The victim was beaten for 23 minutes while Biji demanded that he turn over tobacco that Barrette had managed to smuggle into the detention centre, also known as the Bordeaux jail.
“It was an attack by a group on one person,” prosecutor Louis Bouthillier told Superior Court Justice Hélène Di Salvo on Thursday during a hearing at the Montreal courthouse.
He noted the evidence showed the assault “was planned and well orchestrated” with Biji acting as the leader.
Several inmates were involved in the beating. Footage recorded on surveillance cameras revealed some inmates acted as lookouts while Barrette was severely beaten and others stood guard in a corridor, apparently to make sure anyone sympathetic to Barrette didn’t seek help from guards.
A security camera also captured how, shortly after Barrette was beaten inside Biji’s cell, Biji joked with other inmates, inside a common room and mimicked the action of a person stomping on something. That evidence matched testimony from an eyewitness, who said Biji stomped on Barrette’s head five times while the victim was lying on the floor.
Defence lawyer Gary Martin told Di Salvo that Biji is not just the person who was recorded on the video cameras motioning other inmates into his cell before Barrette was beaten, and high-fiving inmates after the assault. Martin described Biji as a father of three young children who ended up in Bordeaux after he began abusing alcohol to deal with the deaths of three people who were close to him.
The attorney said that included the death of Biji’s brother, who was killed in an accident on a highway near Valleyfield while working for Biji’s paving company. Martin said the wrong section of the highway had been closed to traffic while Biji’s company worked on it and Biji’s brother was struck because of the error.

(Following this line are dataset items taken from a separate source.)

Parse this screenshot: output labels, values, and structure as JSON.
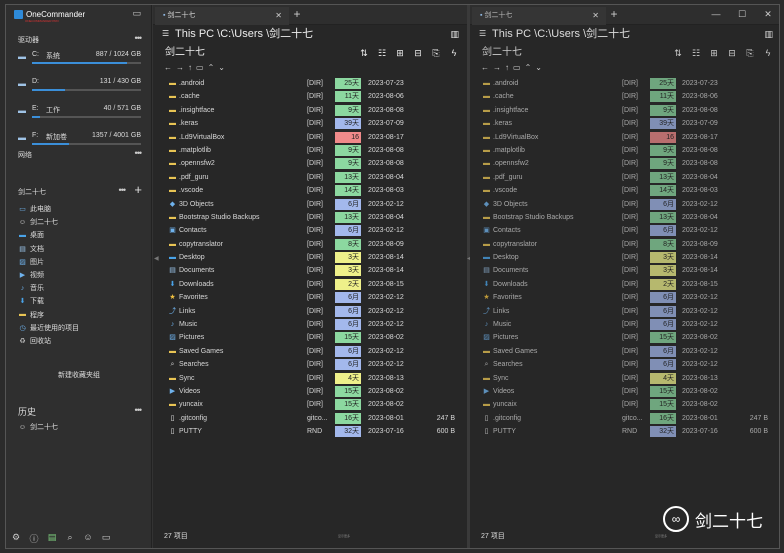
{
  "app": {
    "title": "OneCommander",
    "subtitle": "ONECOMMANDER PRO"
  },
  "colors": {
    "folder": "#e8c454",
    "accent": "#3b8fd9",
    "age_green": "#8cd8a0",
    "age_blue": "#a3b8ec",
    "age_yellow": "#eef08a",
    "age_red": "#f08a8a"
  },
  "sidebar": {
    "drives_header": "驱动器",
    "drives": [
      {
        "letter": "C:",
        "name": "系统",
        "size": "887 / 1024 GB",
        "fill": 0.87
      },
      {
        "letter": "D:",
        "name": "",
        "size": "131 / 430 GB",
        "fill": 0.3
      },
      {
        "letter": "E:",
        "name": "工作",
        "size": "40 / 571 GB",
        "fill": 0.07
      },
      {
        "letter": "F:",
        "name": "新加卷",
        "size": "1357 / 4001 GB",
        "fill": 0.34
      }
    ],
    "network_header": "网络",
    "favorites_header": "剑二十七",
    "favorites": [
      {
        "icon": "pc-icon",
        "label": "此电脑"
      },
      {
        "icon": "user-icon",
        "label": "剑二十七"
      },
      {
        "icon": "desktop-icon",
        "label": "桌面"
      },
      {
        "icon": "document-icon",
        "label": "文档"
      },
      {
        "icon": "pictures-icon",
        "label": "图片"
      },
      {
        "icon": "videos-icon",
        "label": "视频"
      },
      {
        "icon": "music-icon",
        "label": "音乐"
      },
      {
        "icon": "download-icon",
        "label": "下载"
      },
      {
        "icon": "folder-icon",
        "label": "程序"
      },
      {
        "icon": "recent-icon",
        "label": "最近使用的项目"
      },
      {
        "icon": "recycle-icon",
        "label": "回收站"
      }
    ],
    "new_group": "新建收藏夹组",
    "history_header": "历史",
    "history": [
      {
        "icon": "user-icon",
        "label": "剑二十七"
      }
    ]
  },
  "left_pane": {
    "tab": "剑二十七",
    "path": "This PC \\C:\\Users \\剑二十七",
    "header": "剑二十七",
    "count": "27 项目",
    "mini_label": "显示更多"
  },
  "right_pane": {
    "tab": "剑二十七",
    "path": "This PC \\C:\\Users \\剑二十七",
    "header": "剑二十七",
    "count": "27 项目",
    "mini_label": "显示更多"
  },
  "files": [
    {
      "icon": "folder-icon",
      "name": ".android",
      "type": "[DIR]",
      "age": "25天",
      "age_color": "age_green",
      "date": "2023-07-23",
      "size": ""
    },
    {
      "icon": "folder-icon",
      "name": ".cache",
      "type": "[DIR]",
      "age": "11天",
      "age_color": "age_green",
      "date": "2023-08-06",
      "size": ""
    },
    {
      "icon": "folder-icon",
      "name": ".insightface",
      "type": "[DIR]",
      "age": "9天",
      "age_color": "age_green",
      "date": "2023-08-08",
      "size": ""
    },
    {
      "icon": "folder-icon",
      "name": ".keras",
      "type": "[DIR]",
      "age": "39天",
      "age_color": "age_blue",
      "date": "2023-07-09",
      "size": ""
    },
    {
      "icon": "folder-icon",
      "name": ".Ld9VirtualBox",
      "type": "[DIR]",
      "age": "16",
      "age_color": "age_red",
      "date": "2023-08-17",
      "size": ""
    },
    {
      "icon": "folder-icon",
      "name": ".matplotlib",
      "type": "[DIR]",
      "age": "9天",
      "age_color": "age_green",
      "date": "2023-08-08",
      "size": ""
    },
    {
      "icon": "folder-icon",
      "name": ".opennsfw2",
      "type": "[DIR]",
      "age": "9天",
      "age_color": "age_green",
      "date": "2023-08-08",
      "size": ""
    },
    {
      "icon": "folder-icon",
      "name": ".pdf_guru",
      "type": "[DIR]",
      "age": "13天",
      "age_color": "age_green",
      "date": "2023-08-04",
      "size": ""
    },
    {
      "icon": "folder-icon",
      "name": ".vscode",
      "type": "[DIR]",
      "age": "14天",
      "age_color": "age_green",
      "date": "2023-08-03",
      "size": ""
    },
    {
      "icon": "cube-icon",
      "name": "3D Objects",
      "type": "[DIR]",
      "age": "6月",
      "age_color": "age_blue",
      "date": "2023-02-12",
      "size": ""
    },
    {
      "icon": "folder-icon",
      "name": "Bootstrap Studio Backups",
      "type": "[DIR]",
      "age": "13天",
      "age_color": "age_green",
      "date": "2023-08-04",
      "size": ""
    },
    {
      "icon": "contacts-icon",
      "name": "Contacts",
      "type": "[DIR]",
      "age": "6月",
      "age_color": "age_blue",
      "date": "2023-02-12",
      "size": ""
    },
    {
      "icon": "folder-icon",
      "name": "copytranslator",
      "type": "[DIR]",
      "age": "8天",
      "age_color": "age_green",
      "date": "2023-08-09",
      "size": ""
    },
    {
      "icon": "desktop-icon",
      "name": "Desktop",
      "type": "[DIR]",
      "age": "3天",
      "age_color": "age_yellow",
      "date": "2023-08-14",
      "size": ""
    },
    {
      "icon": "document-icon",
      "name": "Documents",
      "type": "[DIR]",
      "age": "3天",
      "age_color": "age_yellow",
      "date": "2023-08-14",
      "size": ""
    },
    {
      "icon": "download-icon",
      "name": "Downloads",
      "type": "[DIR]",
      "age": "2天",
      "age_color": "age_yellow",
      "date": "2023-08-15",
      "size": ""
    },
    {
      "icon": "star-icon",
      "name": "Favorites",
      "type": "[DIR]",
      "age": "6月",
      "age_color": "age_blue",
      "date": "2023-02-12",
      "size": ""
    },
    {
      "icon": "link-icon",
      "name": "Links",
      "type": "[DIR]",
      "age": "6月",
      "age_color": "age_blue",
      "date": "2023-02-12",
      "size": ""
    },
    {
      "icon": "music-icon",
      "name": "Music",
      "type": "[DIR]",
      "age": "6月",
      "age_color": "age_blue",
      "date": "2023-02-12",
      "size": ""
    },
    {
      "icon": "pictures-icon",
      "name": "Pictures",
      "type": "[DIR]",
      "age": "15天",
      "age_color": "age_green",
      "date": "2023-08-02",
      "size": ""
    },
    {
      "icon": "folder-icon",
      "name": "Saved Games",
      "type": "[DIR]",
      "age": "6月",
      "age_color": "age_blue",
      "date": "2023-02-12",
      "size": ""
    },
    {
      "icon": "search-icon",
      "name": "Searches",
      "type": "[DIR]",
      "age": "6月",
      "age_color": "age_blue",
      "date": "2023-02-12",
      "size": ""
    },
    {
      "icon": "folder-icon",
      "name": "Sync",
      "type": "[DIR]",
      "age": "4天",
      "age_color": "age_yellow",
      "date": "2023-08-13",
      "size": ""
    },
    {
      "icon": "videos-icon",
      "name": "Videos",
      "type": "[DIR]",
      "age": "15天",
      "age_color": "age_green",
      "date": "2023-08-02",
      "size": ""
    },
    {
      "icon": "folder-icon",
      "name": "yuncaix",
      "type": "[DIR]",
      "age": "15天",
      "age_color": "age_green",
      "date": "2023-08-02",
      "size": ""
    },
    {
      "icon": "file-icon",
      "name": ".gitconfig",
      "type": "gitco...",
      "age": "16天",
      "age_color": "age_green",
      "date": "2023-08-01",
      "size": "247 B"
    },
    {
      "icon": "file-icon",
      "name": "PUTTY",
      "type": "RND",
      "age": "32天",
      "age_color": "age_blue",
      "date": "2023-07-16",
      "size": "600 B"
    }
  ],
  "watermark": {
    "text": "剑二十七"
  }
}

Martin said the employee who replaced Biji’s brother died of natural causes shortly after he started working for him.
Two other men — Garmy Guerrier and Jason Côté — were convicted of manslaughter by the same jury. Bouthillier asked that both be sentenced to 15-year prison terms.

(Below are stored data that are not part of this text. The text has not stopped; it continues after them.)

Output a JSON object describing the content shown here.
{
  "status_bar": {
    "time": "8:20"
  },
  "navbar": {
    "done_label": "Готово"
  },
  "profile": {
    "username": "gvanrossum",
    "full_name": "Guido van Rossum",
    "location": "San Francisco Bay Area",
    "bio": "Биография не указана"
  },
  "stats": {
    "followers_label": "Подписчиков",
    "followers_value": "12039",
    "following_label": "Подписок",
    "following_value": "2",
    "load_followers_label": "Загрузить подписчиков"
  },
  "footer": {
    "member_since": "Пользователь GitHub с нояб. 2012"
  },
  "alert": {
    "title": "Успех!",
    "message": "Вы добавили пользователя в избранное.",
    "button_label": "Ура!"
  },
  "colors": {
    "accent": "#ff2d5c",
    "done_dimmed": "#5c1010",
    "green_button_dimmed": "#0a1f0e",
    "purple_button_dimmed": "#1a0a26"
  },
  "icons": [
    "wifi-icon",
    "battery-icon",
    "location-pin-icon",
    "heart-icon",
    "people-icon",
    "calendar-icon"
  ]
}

David Petranic, the lawyer representing Guerrier recommended his client be sentenced to a prison term between five and seven years. Côté’s lawyer, Fanie Lacroix, asked for an overall prison term of five years.
Di Salvo will deliver her decision on the sentences in June.
While making his arguments, Bouthillier revealed that the strategy of defence lawyers who represented the three men during their preliminary inquiry was to make the argument that guards at the detention centre did not do their jobs properly.
Barrette returned to his cell after he was assaulted and his injuries were discovered by staff two hours later. He died before he could be taken to a hospital.
The question of whether guards were at fault for Barrette’s death was not part of the defence’s strategy during the trial.
Tarik Biji’s cell at the Montreal Detention Centre, where Michel Barrette was beaten to death. Biji was convicted of second-degree murder this week.